Autores contemporâneos tais como Castells, Benkler e Simon destacam a importância da produção compartilhada de conhecimento para o desenvolvimento econômico neste período histórico. A Revolução Informacional e Tecnológica - em curso desde o final do século XX - tem transformado cada vez mais relações tradicionais, valores e práticas nas áreas científica, tecnológica, política, cultural e sobretudo econômica. Este período histórico é caracterizado por um aumento da importância dos bens intangíveis - como a informação e o conhecimento - para o contexto macroeconômico das sociedades contemporâneas. Soluções de software, no presente momento, são alguns dos principais artefatos envolvidos no processo (Meffe, 2008).
Benkler desenvolveu o conceito de "commons based peer production" para designar a nova forma de produção sustentada na colaboração entre pares. Um exemplo desta forma é aquela experimentada pelos atores sociais envolvidos no Portal do Software Público Brasileiro. A produção por pares representa um novo meio de geração de riqueza, onde uma comunidade aberta coopera, espontaneamente, de forma descoordenada e voluntária, para o desenvolvimento de bens informacionais. Esse modelo é diferente daquele verificado em organizações tradicionais, em que se observa um rígido sistema de funcionamento administrativo com base em hierarquias e na produção de mercadorias cujo principal objetivo é o lucro ou resultado imediato no mercado. A produção de conhecimento científico-tecnológico com base na colaboração entre pares cria novas práticas e relações sociais e econômicas. A colaboração com base na produção cria novas relações e padrões econômicos (Simon & Vieira, 2008; Benkler, 2007). Softwares livres e públicos têm um papel central neste processo, apresentando em sua produção e armazenamento a lógica do commons desenvolvida por Benkler.

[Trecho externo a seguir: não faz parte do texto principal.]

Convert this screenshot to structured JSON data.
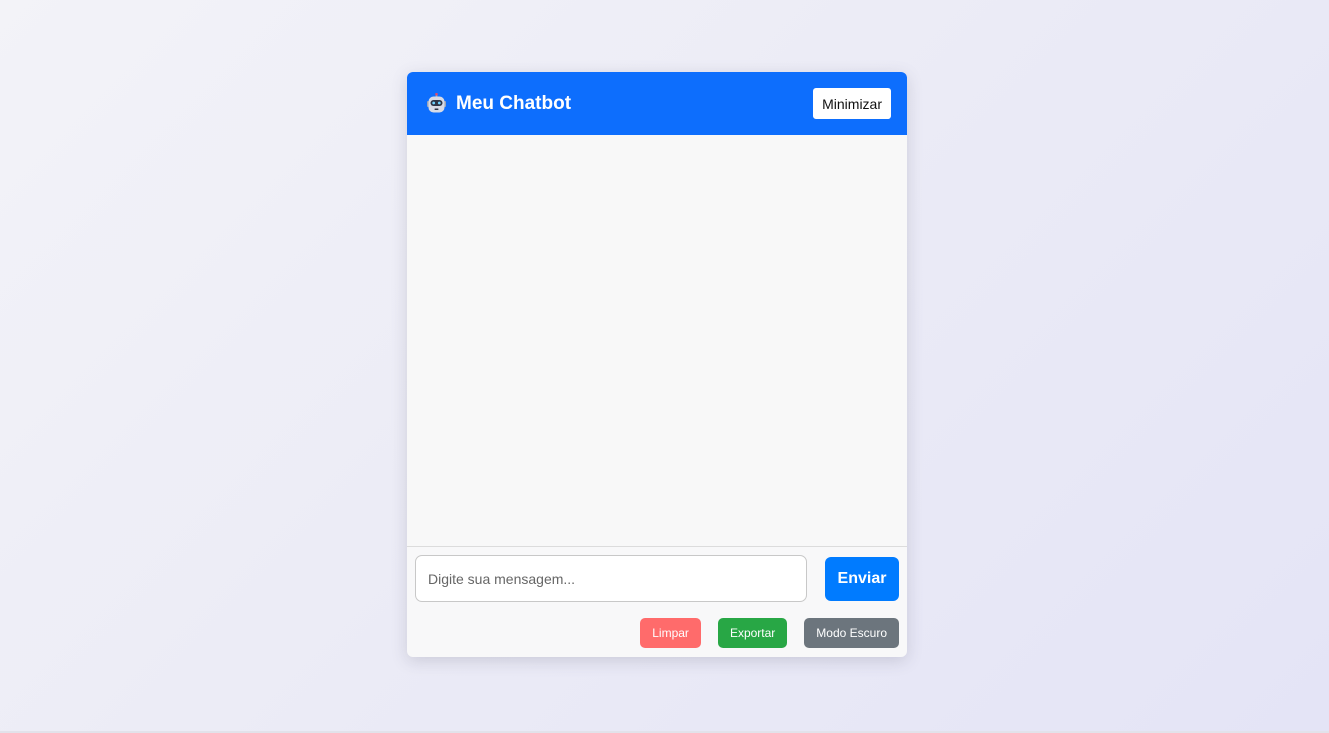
{
  "header": {
    "icon": "robot-icon",
    "title": "Meu Chatbot",
    "minimize_label": "Minimizar",
    "bg_color": "#0d6efd"
  },
  "input": {
    "placeholder": "Digite sua mensagem...",
    "value": "",
    "send_label": "Enviar"
  },
  "actions": {
    "clear_label": "Limpar",
    "export_label": "Exportar",
    "dark_mode_label": "Modo Escuro"
  },
  "colors": {
    "send": "#007bff",
    "clear": "#ff6b6b",
    "export": "#28a745",
    "dark_mode": "#6c757d"
  }
}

O CONCEITO DE SOFTWARE PÚBLICO E O PORTAL
A pesquisa analisa as redes sociais envolvidas com a produção e divulgação do software público no ambiente do Portal. O software público é desenvolvido com recursos públicos por uma entidade governamental ou parceiros da sociedade com interesses comuns. Assim, o Software Público Brasileiro (SPB) representa a construção de um novo conceito com base nos princípios definidos pelo software livre. O bem "software" é tratado como um produto de acesso ao público em geral, que se utiliza de um espaço de produção colaborativa cujo resultado fica disponível para toda a sociedade. O Portal do SPB promove uma economia cuja base é o conhecimento compartilhado, onde a oferta e a procura estão reunidas no mesmo espaço virtual, destinado não somente aos atores sociais e econômicos interessados em estabelecer relações comerciais, mas também a toda a sociedade. Assim, produtores de software e outros usuários com interesses comuns podem se beneficiar do ambiente.

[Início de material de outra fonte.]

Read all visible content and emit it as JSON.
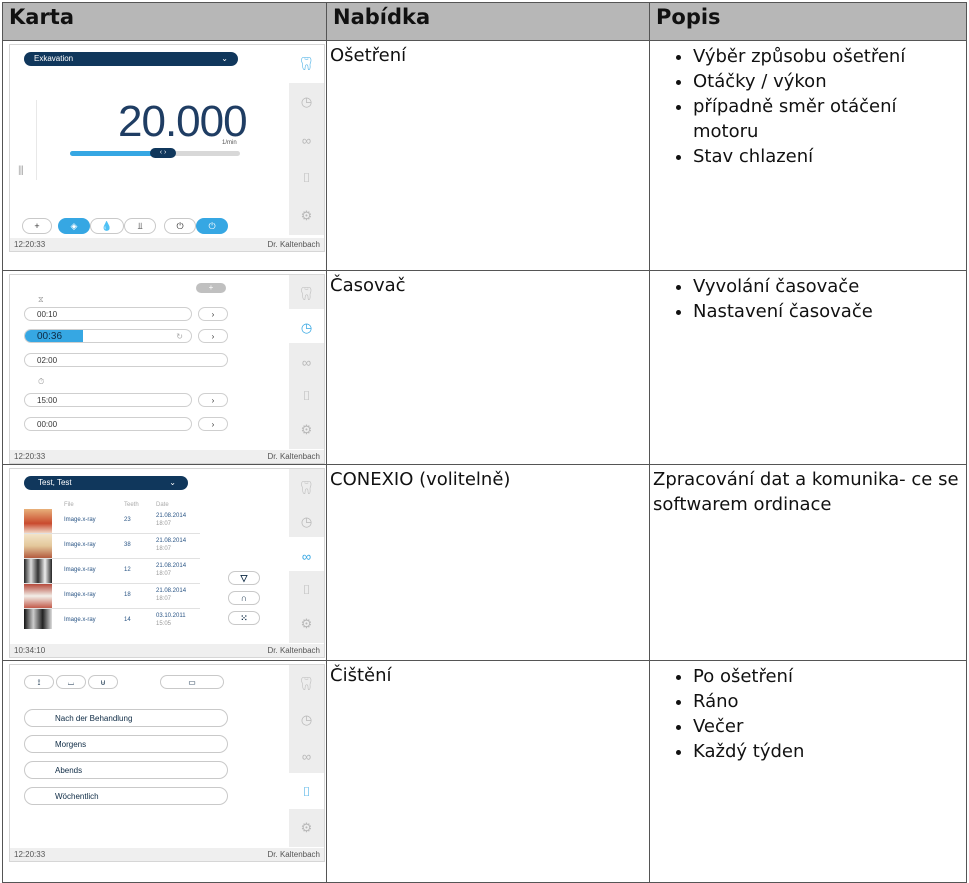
{
  "headers": [
    "Karta",
    "Nabídka",
    "Popis"
  ],
  "rows": [
    {
      "menu": "Ošetření",
      "bullets": [
        "Výběr způsobu ošetření",
        "Otáčky / výkon",
        "případně směr otáčení motoru",
        "Stav chlazení"
      ]
    },
    {
      "menu": "Časovač",
      "bullets": [
        "Vyvolání časovače",
        "Nastavení časovače"
      ]
    },
    {
      "menu": "CONEXIO (volitelně)",
      "desc": "Zpracování dat a komunika- ce se softwarem ordinace"
    },
    {
      "menu": "Čištění",
      "bullets": [
        "Po ošetření",
        "Ráno",
        "Večer",
        "Každý týden"
      ]
    }
  ],
  "panel1": {
    "dropdown": "Exkavation",
    "speed": "20.000",
    "unit": "1/min",
    "time": "12:20:33",
    "doctor": "Dr. Kaltenbach"
  },
  "panel2": {
    "timers": [
      "00:10",
      "00:36",
      "02:00",
      "15:00",
      "00:00"
    ],
    "time": "12:20:33",
    "doctor": "Dr. Kaltenbach"
  },
  "panel3": {
    "patient": "Test, Test",
    "col_file": "File",
    "col_teeth": "Teeth",
    "col_date": "Date",
    "files": [
      {
        "file": "Image.x-ray",
        "teeth": "23",
        "date": "21.08.2014",
        "time": "18:07"
      },
      {
        "file": "Image.x-ray",
        "teeth": "38",
        "date": "21.08.2014",
        "time": "18:07"
      },
      {
        "file": "Image.x-ray",
        "teeth": "12",
        "date": "21.08.2014",
        "time": "18:07"
      },
      {
        "file": "Image.x-ray",
        "teeth": "18",
        "date": "21.08.2014",
        "time": "18:07"
      },
      {
        "file": "Image.x-ray",
        "teeth": "14",
        "date": "03.10.2011",
        "time": "15:05"
      }
    ],
    "time": "10:34:10",
    "doctor": "Dr. Kaltenbach"
  },
  "panel4": {
    "options": [
      "Nach der Behandlung",
      "Morgens",
      "Abends",
      "Wöchentlich"
    ],
    "time": "12:20:33",
    "doctor": "Dr. Kaltenbach"
  },
  "colors": {
    "navy": "#10375c",
    "accent": "#36a7e3",
    "header_bg": "#b7b7b7"
  }
}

Além disso, o Portal colabora para a geração de emprego e renda, facilitando o contato entre pessoas que pretendem utilizar soluções informatizadas e aqueles que fornecem serviços. A rede estabelecida cria um complexo sistema de garantias econômicas, políticas e relações sociais que envolvem diversas esferas da sociedade. O software, neste contexto, não é apenas um produto, mas também um artefato por meio do qual seus criadores proporcionam novos referenciais de produção. Os atores neste cenário são simultaneamente produtores e consumidores, o que Tapscott & williams definem como os prosumers" (Tapscott & williams, 2007).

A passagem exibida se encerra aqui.